フィリーズのカイル・シュワバー外野手(32)が記録した「1試合4本塁打」の衝撃は、球界に大きな波紋を呼んでいる。28日(日本時間29日)の本拠地ブレーブス戦で46号ソロ、47号2ラン、48号3ラン、49号3ランと4連発をたたき出し、MLB公式記録では21人目、フィリーズ史上ではマイク・シュミット以来49年ぶり4人目の偉業を達成した。
シーズン本塁打数も一気に伸ばし、ドジャース・大谷翔平投手(31)とのナ・リーグ本塁打王争いでリードを4本差にまで広げた。しかし、注目すべきは、この歴史的夜を契機に加速するシュワバーの「未来予想図」だ。
今季が4年総額7900万ドル(約116億2000万円)の大型契約最終年となるシュワバーは、今オフにFAとなる。米専門局「MLBネットワーク」のジョン・モロシ記者は同局のライブ放送で「シュワバーの次の契約は3~4年で総額1億ドル(約147億円)規模」と予測。年俸換算で3000万ドル(約44億円)超という破格の評価であり、大砲不足に悩む球団にとっては垂ぜんのターゲットとなる。

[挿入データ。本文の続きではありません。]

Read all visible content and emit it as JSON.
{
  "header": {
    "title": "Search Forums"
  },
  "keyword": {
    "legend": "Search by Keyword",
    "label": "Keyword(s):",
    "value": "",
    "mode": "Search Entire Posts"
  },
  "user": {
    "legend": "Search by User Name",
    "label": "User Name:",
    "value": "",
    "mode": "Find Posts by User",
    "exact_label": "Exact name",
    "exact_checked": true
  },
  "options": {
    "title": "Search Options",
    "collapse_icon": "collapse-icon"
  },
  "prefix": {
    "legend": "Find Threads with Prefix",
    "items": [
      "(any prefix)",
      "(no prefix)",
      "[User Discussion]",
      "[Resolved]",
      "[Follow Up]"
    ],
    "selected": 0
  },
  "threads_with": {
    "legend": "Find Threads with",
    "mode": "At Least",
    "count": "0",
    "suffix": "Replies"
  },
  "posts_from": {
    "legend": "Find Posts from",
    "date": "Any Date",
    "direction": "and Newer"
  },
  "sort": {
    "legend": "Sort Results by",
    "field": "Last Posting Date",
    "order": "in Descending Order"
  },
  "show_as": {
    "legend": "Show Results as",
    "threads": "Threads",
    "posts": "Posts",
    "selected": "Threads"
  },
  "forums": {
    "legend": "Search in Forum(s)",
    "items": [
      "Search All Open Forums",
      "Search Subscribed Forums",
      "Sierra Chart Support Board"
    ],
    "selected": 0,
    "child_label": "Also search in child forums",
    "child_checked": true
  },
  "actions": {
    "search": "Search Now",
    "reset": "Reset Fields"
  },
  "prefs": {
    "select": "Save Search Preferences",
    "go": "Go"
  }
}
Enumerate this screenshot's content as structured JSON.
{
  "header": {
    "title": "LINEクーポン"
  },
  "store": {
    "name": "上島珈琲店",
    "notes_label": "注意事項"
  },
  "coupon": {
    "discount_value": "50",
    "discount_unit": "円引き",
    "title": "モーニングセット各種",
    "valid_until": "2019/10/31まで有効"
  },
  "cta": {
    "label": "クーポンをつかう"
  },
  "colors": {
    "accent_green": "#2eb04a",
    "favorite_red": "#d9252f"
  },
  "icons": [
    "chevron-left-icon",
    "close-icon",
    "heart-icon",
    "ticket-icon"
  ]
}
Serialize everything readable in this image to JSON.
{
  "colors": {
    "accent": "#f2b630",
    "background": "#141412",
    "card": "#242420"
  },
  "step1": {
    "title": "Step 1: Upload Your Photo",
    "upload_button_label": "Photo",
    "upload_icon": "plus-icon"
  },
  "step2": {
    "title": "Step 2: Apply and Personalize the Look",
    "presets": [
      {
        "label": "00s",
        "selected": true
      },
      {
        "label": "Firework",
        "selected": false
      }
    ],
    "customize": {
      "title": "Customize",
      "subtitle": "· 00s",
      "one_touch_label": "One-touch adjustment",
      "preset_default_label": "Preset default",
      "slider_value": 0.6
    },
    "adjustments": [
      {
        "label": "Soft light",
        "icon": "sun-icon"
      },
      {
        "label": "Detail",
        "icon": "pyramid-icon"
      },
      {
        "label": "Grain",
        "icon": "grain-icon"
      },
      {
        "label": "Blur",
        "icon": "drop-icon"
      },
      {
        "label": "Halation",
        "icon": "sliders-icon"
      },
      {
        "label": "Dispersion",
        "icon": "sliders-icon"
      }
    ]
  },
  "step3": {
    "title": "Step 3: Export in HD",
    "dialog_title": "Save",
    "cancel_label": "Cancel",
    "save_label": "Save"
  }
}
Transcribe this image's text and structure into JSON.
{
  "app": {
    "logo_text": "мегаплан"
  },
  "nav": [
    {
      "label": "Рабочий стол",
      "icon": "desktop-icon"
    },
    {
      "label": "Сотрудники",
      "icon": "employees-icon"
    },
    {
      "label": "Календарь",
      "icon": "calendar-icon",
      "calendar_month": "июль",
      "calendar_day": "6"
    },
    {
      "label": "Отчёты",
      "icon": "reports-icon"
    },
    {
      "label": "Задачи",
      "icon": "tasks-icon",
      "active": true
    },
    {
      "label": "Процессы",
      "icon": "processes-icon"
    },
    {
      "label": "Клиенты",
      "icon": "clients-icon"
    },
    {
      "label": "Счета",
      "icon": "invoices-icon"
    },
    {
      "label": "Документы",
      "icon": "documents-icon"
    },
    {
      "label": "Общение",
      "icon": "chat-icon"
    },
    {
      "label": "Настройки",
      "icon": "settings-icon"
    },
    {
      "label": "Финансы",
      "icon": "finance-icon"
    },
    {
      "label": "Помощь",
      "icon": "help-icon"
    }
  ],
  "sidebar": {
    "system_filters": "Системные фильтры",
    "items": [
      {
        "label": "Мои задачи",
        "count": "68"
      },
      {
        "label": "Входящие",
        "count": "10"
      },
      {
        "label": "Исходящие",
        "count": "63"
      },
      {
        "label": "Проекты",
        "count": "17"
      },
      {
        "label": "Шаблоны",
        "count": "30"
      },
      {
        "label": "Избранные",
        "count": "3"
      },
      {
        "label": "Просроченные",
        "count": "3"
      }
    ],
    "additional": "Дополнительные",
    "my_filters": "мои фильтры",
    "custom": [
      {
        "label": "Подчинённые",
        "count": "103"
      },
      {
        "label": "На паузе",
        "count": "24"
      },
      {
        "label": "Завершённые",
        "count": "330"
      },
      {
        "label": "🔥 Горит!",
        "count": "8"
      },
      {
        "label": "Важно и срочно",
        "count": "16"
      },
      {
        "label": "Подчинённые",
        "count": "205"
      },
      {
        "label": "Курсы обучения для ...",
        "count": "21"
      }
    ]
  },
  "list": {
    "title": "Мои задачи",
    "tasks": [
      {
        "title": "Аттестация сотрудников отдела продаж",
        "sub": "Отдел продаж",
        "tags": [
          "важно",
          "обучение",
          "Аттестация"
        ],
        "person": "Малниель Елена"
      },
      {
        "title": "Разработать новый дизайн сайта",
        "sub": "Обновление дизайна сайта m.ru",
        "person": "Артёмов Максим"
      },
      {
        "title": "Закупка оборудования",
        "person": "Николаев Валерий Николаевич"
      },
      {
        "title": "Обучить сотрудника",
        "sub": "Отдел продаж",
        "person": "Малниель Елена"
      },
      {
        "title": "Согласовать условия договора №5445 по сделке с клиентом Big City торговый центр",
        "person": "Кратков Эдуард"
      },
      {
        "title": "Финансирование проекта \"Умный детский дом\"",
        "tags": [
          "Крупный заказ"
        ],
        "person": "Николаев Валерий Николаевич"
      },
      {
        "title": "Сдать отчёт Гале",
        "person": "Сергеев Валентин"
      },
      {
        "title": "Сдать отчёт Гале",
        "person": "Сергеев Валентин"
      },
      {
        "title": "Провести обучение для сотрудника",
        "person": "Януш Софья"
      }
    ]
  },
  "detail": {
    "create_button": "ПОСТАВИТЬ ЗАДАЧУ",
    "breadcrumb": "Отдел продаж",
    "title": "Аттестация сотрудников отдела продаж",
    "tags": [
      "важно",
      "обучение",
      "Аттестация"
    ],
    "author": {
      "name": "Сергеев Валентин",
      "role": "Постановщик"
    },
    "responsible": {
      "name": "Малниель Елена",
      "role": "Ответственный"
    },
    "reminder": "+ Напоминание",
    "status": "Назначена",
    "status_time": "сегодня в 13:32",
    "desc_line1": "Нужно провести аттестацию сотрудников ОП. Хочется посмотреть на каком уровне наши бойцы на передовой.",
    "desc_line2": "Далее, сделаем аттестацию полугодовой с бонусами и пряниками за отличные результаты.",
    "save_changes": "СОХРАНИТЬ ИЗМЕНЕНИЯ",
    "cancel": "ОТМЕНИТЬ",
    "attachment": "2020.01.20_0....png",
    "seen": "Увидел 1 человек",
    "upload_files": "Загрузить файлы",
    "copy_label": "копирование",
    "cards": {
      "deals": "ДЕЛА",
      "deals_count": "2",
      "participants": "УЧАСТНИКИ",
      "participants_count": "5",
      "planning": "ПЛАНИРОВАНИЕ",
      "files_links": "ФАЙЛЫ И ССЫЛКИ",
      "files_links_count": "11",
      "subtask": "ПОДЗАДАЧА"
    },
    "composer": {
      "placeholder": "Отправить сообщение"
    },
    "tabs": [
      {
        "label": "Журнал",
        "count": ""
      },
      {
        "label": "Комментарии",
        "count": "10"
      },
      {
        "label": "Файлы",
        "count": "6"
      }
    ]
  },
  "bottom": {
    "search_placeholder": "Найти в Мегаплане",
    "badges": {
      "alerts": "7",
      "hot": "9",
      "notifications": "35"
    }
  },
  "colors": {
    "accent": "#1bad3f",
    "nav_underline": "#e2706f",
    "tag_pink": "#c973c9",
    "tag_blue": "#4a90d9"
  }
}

さらにモロシ氏は、レッドソックスの「レジェンドDH」として歴史に名を残すデビッド・オルティス氏(49)を引き合いに出した。「DHのポジションを理解し、打席を支配できる左の長距離砲。40歳までオルティス氏のように活躍できる」と、その将来像を重ねた。実際、この試合で9打点をマークしたシュワバーは、今季119打点でリーグトップ。49本塁打は球団史上でライアン・ハワードの58本に次ぐシーズン2位の数字であり、キャリアハイを更新している。
もっとも、FA市場での評価は年齢との兼ね合いもある。32歳というキャリア後半に差しかかる中、純粋な長打力に加えて勝負強さやリーダーシップを武器に「大砲専任」の価値をどこまで押し上げられるかが焦点となる。
1試合4本塁打で一夜にして“伝説”の座を手にした男は、果たして来季どのユニフォームを着て打席に立っているのか。フィリーズ残留か、それとも新天地か。大谷との本塁打王争いと同時に、シュワバーの去就がオフ最大の注目テーマとなることは間違いない。